Una forma alternativa de interpretar el arribo de Andrés Manuel López Obrador (AMLO) a la presidencia, es la antropológica de Guillermo Bonfil, sintetizada en su México profundo. Una civilización negada, México: Conaculta, 1987). Lo ocurrido el 1° de julio de 2018, el triunfo electoral contundente de la izquierda, bien puede ser visto como un intento exitoso, no de las “masas”, sino de la nación profunda, para volver a romper el círculo de hierro que las élites han construido alrededor de la presidencia a partir del fin del cardenismo. Para Bonfil, el México que había controlado los procesos políticos, económicos y culturas de la post revolución era el “México irreal, dominante, pero sin raíces, carne ni sangre”. (p. II). Para el antropólogo, el México real era el otro, el de las mayorías que desde siempre han conformado al “México profundo”, al que una estructura de poder oligárquica insiste en mantener como eso, como una masa indiferenciada e inculta que es un objeto de explotación, pero nada más, sin dejarle asumir el papel protagónico que por breves períodos tuvo en el pasado.
La última vez que el poder se abrió al México profundo, fue durante el gobierno del general Lázaro Cárdenas (1934-1940). Entonces y tras enfrentarse al poder tras el trono –el general Plutarco Elías Calles–, el joven presidente Cárdenas llamó, alentó y organizó a campesinos y a trabajadores urbanos para que se convirtieran en la base social, masiva, del régimen. Con ellos transformó el partido de cuadros creado por Calles en 1929 –el PNR– en partido de masas: el PRM. Y para darle razón de ser, revivió el espíritu de cambio social generado por la Revolución Mexicana: reforma agraria, sindicalismo y expropiación de la industria petrolera.

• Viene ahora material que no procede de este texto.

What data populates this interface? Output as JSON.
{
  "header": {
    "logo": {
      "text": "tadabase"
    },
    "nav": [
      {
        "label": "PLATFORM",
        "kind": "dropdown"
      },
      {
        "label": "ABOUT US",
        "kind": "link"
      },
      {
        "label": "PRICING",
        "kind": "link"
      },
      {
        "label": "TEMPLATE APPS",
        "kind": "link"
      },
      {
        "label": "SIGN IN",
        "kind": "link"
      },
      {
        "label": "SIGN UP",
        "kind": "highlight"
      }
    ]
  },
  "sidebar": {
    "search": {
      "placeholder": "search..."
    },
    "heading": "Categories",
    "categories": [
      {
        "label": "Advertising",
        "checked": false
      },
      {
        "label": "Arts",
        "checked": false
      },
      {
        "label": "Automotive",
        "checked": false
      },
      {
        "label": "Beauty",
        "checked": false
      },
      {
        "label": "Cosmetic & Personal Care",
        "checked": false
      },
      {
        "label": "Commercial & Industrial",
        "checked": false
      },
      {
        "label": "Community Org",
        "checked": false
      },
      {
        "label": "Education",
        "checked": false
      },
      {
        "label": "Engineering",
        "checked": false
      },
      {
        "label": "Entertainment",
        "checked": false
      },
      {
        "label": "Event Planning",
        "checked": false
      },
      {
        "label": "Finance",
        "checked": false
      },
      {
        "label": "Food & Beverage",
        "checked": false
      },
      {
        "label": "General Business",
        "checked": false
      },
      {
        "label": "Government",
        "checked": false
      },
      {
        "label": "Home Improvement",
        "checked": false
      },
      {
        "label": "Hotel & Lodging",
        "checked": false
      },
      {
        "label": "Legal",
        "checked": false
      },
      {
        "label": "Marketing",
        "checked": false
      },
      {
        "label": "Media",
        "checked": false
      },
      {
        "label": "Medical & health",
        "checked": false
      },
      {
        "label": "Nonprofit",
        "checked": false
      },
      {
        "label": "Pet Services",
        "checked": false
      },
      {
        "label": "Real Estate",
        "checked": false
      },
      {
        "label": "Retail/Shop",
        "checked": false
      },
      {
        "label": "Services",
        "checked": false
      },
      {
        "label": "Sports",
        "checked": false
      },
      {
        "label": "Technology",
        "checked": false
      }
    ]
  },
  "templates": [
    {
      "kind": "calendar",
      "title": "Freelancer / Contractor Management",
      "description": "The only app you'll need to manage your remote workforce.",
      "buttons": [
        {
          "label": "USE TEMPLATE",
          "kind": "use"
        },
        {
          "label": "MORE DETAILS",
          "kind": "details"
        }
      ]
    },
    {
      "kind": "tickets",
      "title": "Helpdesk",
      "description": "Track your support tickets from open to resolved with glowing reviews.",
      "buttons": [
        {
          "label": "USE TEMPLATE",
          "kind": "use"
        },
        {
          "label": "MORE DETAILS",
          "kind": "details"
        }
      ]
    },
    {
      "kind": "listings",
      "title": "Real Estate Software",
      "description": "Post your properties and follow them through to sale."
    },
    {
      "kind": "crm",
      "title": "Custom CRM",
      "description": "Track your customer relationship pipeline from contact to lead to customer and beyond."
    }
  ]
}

Con el cardenismo se logró la única ocasión en que las instituciones del nuevo régimen se orientaron de manera decidida hacia políticas de izquierda. Concluido ese gobierno las masas fueron retiradas, de grado o por fuerza, del escenario de la “gran política” mexicana.
La elección de AMLO es la primera ocasión en que un movimiento social con orientación a la izquierda llega al poder pacíficamente y sin que lo encabece un “superior” (un cura Hidalgo o un terrateniente Madero). Llega por la vía de las urnas aunque antes debió pasar por muchas instancias de violencia y represión –1968, 1971, las guerrillas de los 1970, el levantamiento zapatista de 1994, la masacre de Aguas Blancas de 1995, Atenco y la APPO en 2006, Oaxaca en 2016, entre otros–, por fraudes electorales apenas disimulados –1988, 2006 el Estado de México y Coahuila de 2017, por ejemplo–, por marchas, protestas y movilizaciones –desde las encabezadas por los mineros de Nueva Rosita en 1951, las del Dr. Nava en 1961-1963 hasta los “Éxodos por la Democracia” de los 1990 o el “plantón de Reforma” del 2006– y otros eventos similares.
Nuestra actual “rebelión de las masas” sí ha resultado ser lo que temió Ortega: una demanda de “pleno poderío social”, pero no para imponer el dominio de la mediocridad como suponía el filósofo -hoy y en México, la mediocridad es la de su élite- sino para enfrentar la corrupción, regenerar el tejido social y rehacer una institucionalidad torcida o derrumbada.
Ojalá la energía generada por la movilización electoral del 2018 sea bien dirigida y alcance para enfrentar una tarea que se antoja, hoy, propia de Hércules.